Suzanne Stewart
Staff Writer
Even the most professional of jugglers has a difficult time trying to handle several objects at once. The same applies to high school students who are trying to juggle a hefty class schedule in a quest for credits in order to graduate.
Seeing the struggle the students are facing, Pocahontas County High School principal Michael Adkins is looking for a way to make that juggling act a little easier.
Currently, the schedule at PCHS is block scheduling – four blocks or classes a day, with one of those blocks split in two. The classes change at the end of the fall semester to a new block of four or five classes.
The schedule was implemented in the 1996-1997 school year and while it worked for a while, a new state regulation, which requires students to have four credits each of English/language arts, history, math and science, as well as extracurricular and/or Career and Technical Education [CTE] classes, has put a burden on the students.
“We’re looking at our schedule because our dropout rate is pretty bad,” Adkins said. “The block schedule isn’t flexible enough for us, so I set up a schedule committee and their whole job the first semester was to research a possible master schedule framework for us.”
The committee suggested six period days, seven period days, a trimester system and staying in the block schedule.
Of all the suggestions, Adkins said he believes the trimester schedule will be the best option for PCHS.
“Instead of a semester, you divide the year up into three parts – twelve weeks instead of eighteen weeks,” he said. “You’ve got your fall, your winter and your spring. Each of these sections is twelve weeks and the classes that you take in those sections are half credit. We’ll be running five classes a day.”
With the trimester schedule, a student has the possibility to earn up to seven-and-a-half credits a year, ending their four years of high school with a maximum of 30 credits. With block scheduling, students have the possibility of earning 32 credits. The West Virginia Department of Educa- tion requirement is 24 credits to graduate high school.
While it seems odd to have classes take two semesters, it gives struggling students a better chance at learning the curriculum as well as a chance to make up failed classes in a more timely fashion.

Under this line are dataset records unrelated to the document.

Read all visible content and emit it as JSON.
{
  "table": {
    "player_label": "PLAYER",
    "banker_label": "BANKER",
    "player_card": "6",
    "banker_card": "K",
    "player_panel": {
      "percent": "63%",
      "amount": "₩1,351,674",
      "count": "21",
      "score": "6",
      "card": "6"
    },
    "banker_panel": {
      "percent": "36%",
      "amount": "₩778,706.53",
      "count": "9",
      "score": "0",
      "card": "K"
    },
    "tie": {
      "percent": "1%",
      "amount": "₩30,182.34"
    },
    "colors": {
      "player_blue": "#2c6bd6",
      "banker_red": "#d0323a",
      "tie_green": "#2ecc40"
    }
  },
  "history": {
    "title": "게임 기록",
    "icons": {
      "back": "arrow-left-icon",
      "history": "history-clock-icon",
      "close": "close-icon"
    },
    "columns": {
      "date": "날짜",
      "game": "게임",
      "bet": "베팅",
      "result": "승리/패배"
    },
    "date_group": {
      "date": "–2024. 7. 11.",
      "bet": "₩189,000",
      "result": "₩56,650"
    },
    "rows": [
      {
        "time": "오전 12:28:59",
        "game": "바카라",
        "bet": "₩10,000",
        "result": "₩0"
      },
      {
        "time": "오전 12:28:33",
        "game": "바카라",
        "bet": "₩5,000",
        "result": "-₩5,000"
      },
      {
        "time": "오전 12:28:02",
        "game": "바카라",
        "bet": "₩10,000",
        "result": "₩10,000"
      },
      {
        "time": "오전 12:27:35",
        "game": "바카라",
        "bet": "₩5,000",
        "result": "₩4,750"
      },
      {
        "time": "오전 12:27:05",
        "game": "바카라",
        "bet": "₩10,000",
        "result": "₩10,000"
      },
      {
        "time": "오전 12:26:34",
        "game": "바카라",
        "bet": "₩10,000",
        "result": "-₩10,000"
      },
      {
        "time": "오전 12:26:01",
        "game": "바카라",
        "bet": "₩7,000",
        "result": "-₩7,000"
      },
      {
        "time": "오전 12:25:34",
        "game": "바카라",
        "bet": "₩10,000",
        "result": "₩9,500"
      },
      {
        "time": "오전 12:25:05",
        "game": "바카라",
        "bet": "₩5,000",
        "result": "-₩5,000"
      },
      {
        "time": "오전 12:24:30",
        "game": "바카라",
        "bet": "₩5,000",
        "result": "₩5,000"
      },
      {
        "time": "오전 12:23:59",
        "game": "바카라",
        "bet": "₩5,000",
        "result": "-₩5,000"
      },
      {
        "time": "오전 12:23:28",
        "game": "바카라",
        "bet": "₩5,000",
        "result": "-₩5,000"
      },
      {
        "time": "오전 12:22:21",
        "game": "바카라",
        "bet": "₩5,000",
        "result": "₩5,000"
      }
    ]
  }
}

For example, a freshman will be enrolled in Math 1A in the first semester. If he passes the class, he will move on to Math 1B in the second semester. If he fails, he will be able to take Math 1A in the second semester instead of waiting until the next school year.
“What that does is it gives them immediate remediation,” Adkins said. “They can retake the class. That’s why I love the fact that this is much more than the twenty-four [required credits] because it’s set up to help kids if they don’t succeed the first time. That’s one of the ways our block schedule is really limiting our kids. In the trimester, if you fail it, you would take it again and then get the remediation you need and move on to 1B in the spring. This would be kind of what we need to do to help the kids who are having a hard time.”
In the past several years, the dropout rate and low grades have continued to increase, showing that there is something wrong with the education formula at the high school.
“Our dropout rate is too high,” Adkins said. “Our Ds and Fs are too high. The schedule is not a magic bullet to fix this problem. It’s a good place to start. It has more flexibility, but there’s a lot more to the fact that our kids are dropping out than just how many blocks they have in the day. Some of it we can help with and some of it we can’t. We need to focus on the things we can help.”
Adkins has been in touch with a school superintendent in Michigan who has schools using the trimester schedule and feels it is the right move.
“I’ve been in contact with two other schools that are running it,” he said. “They highly recommend it. There’s a superintendent, he’s done a lot of research on it, and he’s put together this informational packet and it was our starting point whenever our teachers were researching it in the scheduling committee.”
While it is scary to make changes to something as important as the education of children, Adkins said he feels the trimester is a step in the right direction.
“It’s just new,” he said. “Nobody knows what it is, and so they’re scared, especially because I’m new. It’s not like I’m coming in here as a foreigner and trying to push my will on things. I’m going by what people are telling me and what people are researching for me. We’re not the same system that we were twenty years ago. We can’t do it the same way we did it twenty years ago.
“I want to have this framework out there, but I want to give [the teachers] the freedom to build it the way that it needs to be in order to help our kiddos. It’s going to take more than me. I’m not a schedule mastermind kind of guy.”
The schedule change will not fix all the problems PCHS is facing, but it will be a stepping stone to ensuring the students remain in school and enjoy their education.
“This is not the perfect solution to all of our problems,” Adkins said. “There are some other policies and the cultural component that we need to look at. This is a technical change about how you arrange numbers and how you arrange lines. Sometimes, kids don’t want to come here. Sometimes adults don’t want to come here. There’s a lot going on in that culture component and if you just change the system and not the culture, it’s like rearranging the deck chairs on the Titanic – it’s more organized, it’s better, but it doesn’t keep it from sinking.”
Adkins said he will present the proposed trimester schedule to the board of education and teachers with plans to implement it in the near future. He also plans to ask educators who work with a trimester schedule to visit PCHS to give insight to the staff and community.